The multiplicity of analyses increased the chance of incidental findings. Therefore, only P-values <0.01 or <0.001 were considered significant for the main inferences.

The noncontinuous CBFV measurement after the meal might cause some CBFV measurement error, but its effect on group data is probably minimal.

Free drinking of water was allowed before the meal to minimize the potential effect of hypovolemia on measurements. The amount of water intake before the meal was not controlled, assuming that subjects would drink according to their volume requirements. This might have resulted in different effects on each group because the drinking of water may have had hemodynamic effects (it increases cardiac output and supine BP in healthy subjects17, 18 and attenuates PPH in patients with autonomic failure).19 However, all the subjects actually drank less than one glass of water over 90 min before the meal, which minimizes this potential problem.

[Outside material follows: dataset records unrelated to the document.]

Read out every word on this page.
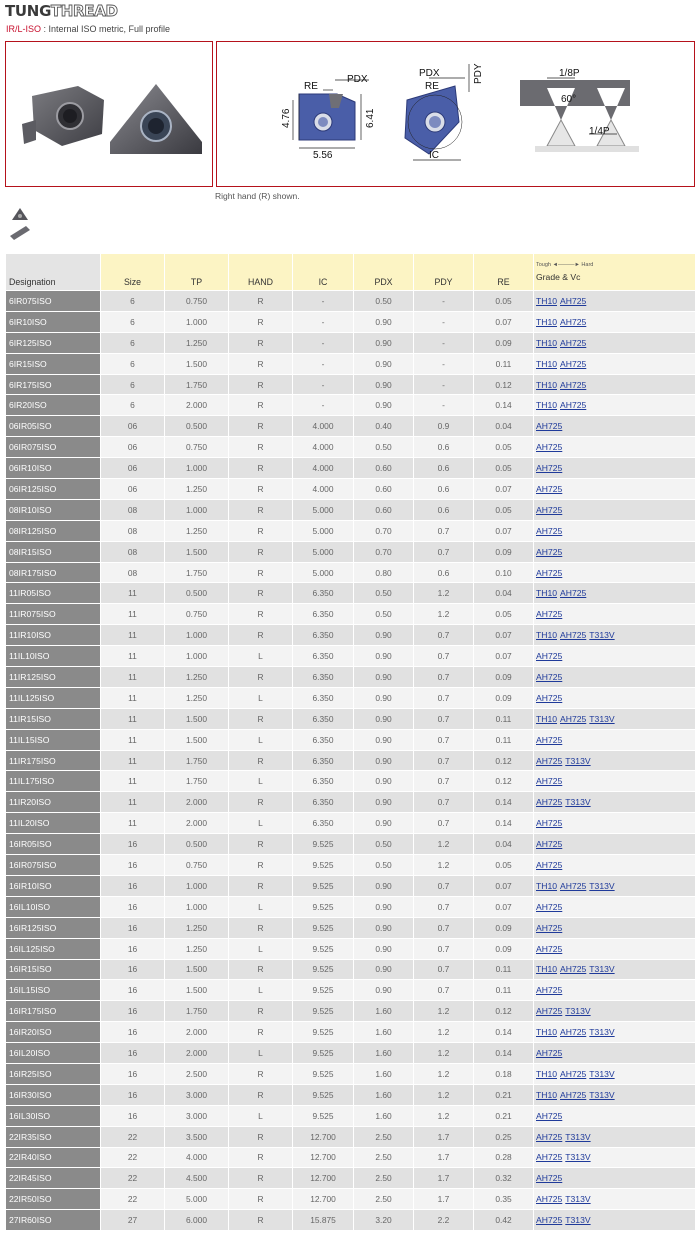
TUNGTHREAD
IR/L-ISO : Internal ISO metric, Full profile
RE
PDX
4.76	6.41
5.56
PDX	PDY
RE
IC
1/8P
60°
1/4P
Right hand (R) shown.
Designation	Size	TP	HAND	IC	PDX	PDY	RE	Tough ◄———► Hard
Grade & Vc

6IR075ISO	6	0.750	R	-	0.50	-	0.05	TH10 AH725
6IR10ISO	6	1.000	R	-	0.90	-	0.07	TH10 AH725
6IR125ISO	6	1.250	R	-	0.90	-	0.09	TH10 AH725
6IR15ISO	6	1.500	R	-	0.90	-	0.11	TH10 AH725
6IR175ISO	6	1.750	R	-	0.90	-	0.12	TH10 AH725
6IR20ISO	6	2.000	R	-	0.90	-	0.14	TH10 AH725
06IR05ISO	06	0.500	R	4.000	0.40	0.9	0.04	AH725
06IR075ISO	06	0.750	R	4.000	0.50	0.6	0.05	AH725
06IR10ISO	06	1.000	R	4.000	0.60	0.6	0.05	AH725
06IR125ISO	06	1.250	R	4.000	0.60	0.6	0.07	AH725
08IR10ISO	08	1.000	R	5.000	0.60	0.6	0.05	AH725
08IR125ISO	08	1.250	R	5.000	0.70	0.7	0.07	AH725
08IR15ISO	08	1.500	R	5.000	0.70	0.7	0.09	AH725
08IR175ISO	08	1.750	R	5.000	0.80	0.6	0.10	AH725
11IR05ISO	11	0.500	R	6.350	0.50	1.2	0.04	TH10 AH725
11IR075ISO	11	0.750	R	6.350	0.50	1.2	0.05	AH725
11IR10ISO	11	1.000	R	6.350	0.90	0.7	0.07	TH10 AH725 T313V
11IL10ISO	11	1.000	L	6.350	0.90	0.7	0.07	AH725
11IR125ISO	11	1.250	R	6.350	0.90	0.7	0.09	AH725
11IL125ISO	11	1.250	L	6.350	0.90	0.7	0.09	AH725
11IR15ISO	11	1.500	R	6.350	0.90	0.7	0.11	TH10 AH725 T313V
11IL15ISO	11	1.500	L	6.350	0.90	0.7	0.11	AH725
11IR175ISO	11	1.750	R	6.350	0.90	0.7	0.12	AH725 T313V
11IL175ISO	11	1.750	L	6.350	0.90	0.7	0.12	AH725
11IR20ISO	11	2.000	R	6.350	0.90	0.7	0.14	AH725 T313V
11IL20ISO	11	2.000	L	6.350	0.90	0.7	0.14	AH725
16IR05ISO	16	0.500	R	9.525	0.50	1.2	0.04	AH725
16IR075ISO	16	0.750	R	9.525	0.50	1.2	0.05	AH725
16IR10ISO	16	1.000	R	9.525	0.90	0.7	0.07	TH10 AH725 T313V
16IL10ISO	16	1.000	L	9.525	0.90	0.7	0.07	AH725
16IR125ISO	16	1.250	R	9.525	0.90	0.7	0.09	AH725
16IL125ISO	16	1.250	L	9.525	0.90	0.7	0.09	AH725
16IR15ISO	16	1.500	R	9.525	0.90	0.7	0.11	TH10 AH725 T313V
16IL15ISO	16	1.500	L	9.525	0.90	0.7	0.11	AH725
16IR175ISO	16	1.750	R	9.525	1.60	1.2	0.12	AH725 T313V
16IR20ISO	16	2.000	R	9.525	1.60	1.2	0.14	TH10 AH725 T313V
16IL20ISO	16	2.000	L	9.525	1.60	1.2	0.14	AH725
16IR25ISO	16	2.500	R	9.525	1.60	1.2	0.18	TH10 AH725 T313V
16IR30ISO	16	3.000	R	9.525	1.60	1.2	0.21	TH10 AH725 T313V
16IL30ISO	16	3.000	L	9.525	1.60	1.2	0.21	AH725
22IR35ISO	22	3.500	R	12.700	2.50	1.7	0.25	AH725 T313V
22IR40ISO	22	4.000	R	12.700	2.50	1.7	0.28	AH725 T313V
22IR45ISO	22	4.500	R	12.700	2.50	1.7	0.32	AH725
22IR50ISO	22	5.000	R	12.700	2.50	1.7	0.35	AH725 T313V
27IR60ISO	27	6.000	R	15.875	3.20	2.2	0.42	AH725 T313V
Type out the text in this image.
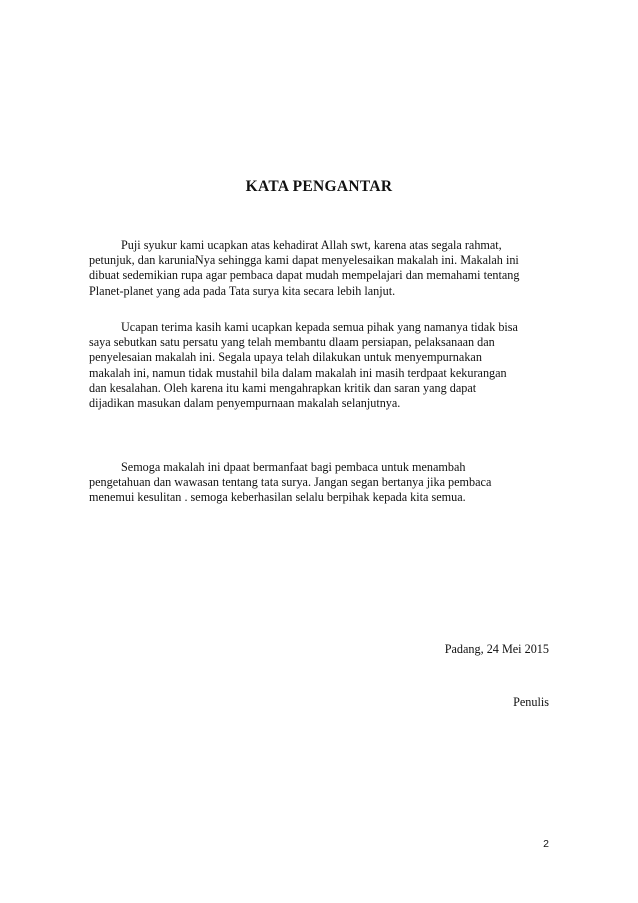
KATA PENGANTAR
Puji syukur kami ucapkan atas kehadirat Allah swt, karena atas segala rahmat,
petunjuk, dan karuniaNya sehingga kami dapat menyelesaikan makalah ini. Makalah ini
dibuat sedemikian rupa agar pembaca dapat mudah mempelajari dan memahami tentang
Planet-planet yang ada pada Tata surya kita secara lebih lanjut.
Ucapan terima kasih kami ucapkan kepada semua pihak yang namanya tidak bisa
saya sebutkan satu persatu yang telah membantu dlaam persiapan, pelaksanaan dan
penyelesaian makalah ini. Segala upaya telah dilakukan untuk menyempurnakan
makalah ini, namun tidak mustahil bila dalam makalah ini masih terdpaat kekurangan
dan kesalahan. Oleh karena itu kami mengahrapkan kritik dan saran yang dapat
dijadikan masukan dalam penyempurnaan makalah selanjutnya.
Semoga makalah ini dpaat bermanfaat bagi pembaca untuk menambah
pengetahuan dan wawasan tentang tata surya. Jangan segan bertanya jika pembaca
menemui kesulitan . semoga keberhasilan selalu berpihak kepada kita semua.
Padang, 24 Mei 2015
Penulis
2
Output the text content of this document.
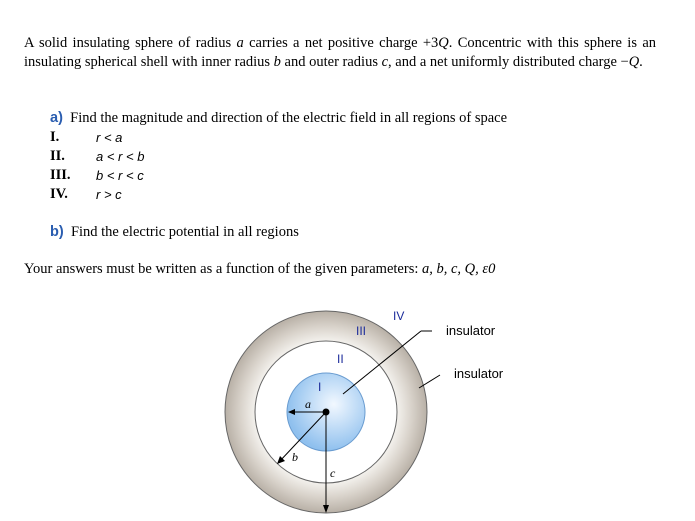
A solid insulating sphere of radius a carries a net positive charge +3Q. Concentric with this sphere is an insulating spherical shell with inner radius b and outer radius c, and a net uniformly distributed charge −Q.
a) Find the magnitude and direction of the electric field in all regions of space
I.	r < a
II. a < r < b
III. b < r < c
IV. r > c
b) Find the electric potential in all regions
Your answers must be written as a function of the given parameters: a, b, c, Q, ε0
I
II
III
IV
insulator
insulator
a
b
c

Gastric distension by the volume of the fluid-meal, which increases BP in healthy people,20 more so in older than in younger ones,21 could also have attenuated the drop in BP in tetraplegia. However, this effect was manifested with a 600 ml but not with a 200 ml fluid load,20 and the 300 ml fluid load of the meal in the present experiment is unlikely to have had different effects, if any, on the study groups.

Conclusions

This research demonstrates asymptomatic PPH in a group of patients with mid-thoracic SCL, shows that the pathology causing PPH can include a thoracic SCL but not a cervical one, and indicates that the normal hemodynamic reaction to a liquid meal is mediated through the mid-thoracic spinal cord.

The findings imply that sympathetic and vagal activities increase immediately after food ingestion and then fade, leaving the sympathetic activity dominant and the sympathovagal balance increased, more prominently in patients with PPH. The results also imply that the pathology underlying PPH is different in paraplegia and in old age and that cerebrovascular resistance changes during PPH may help maintain the cerebral circulation.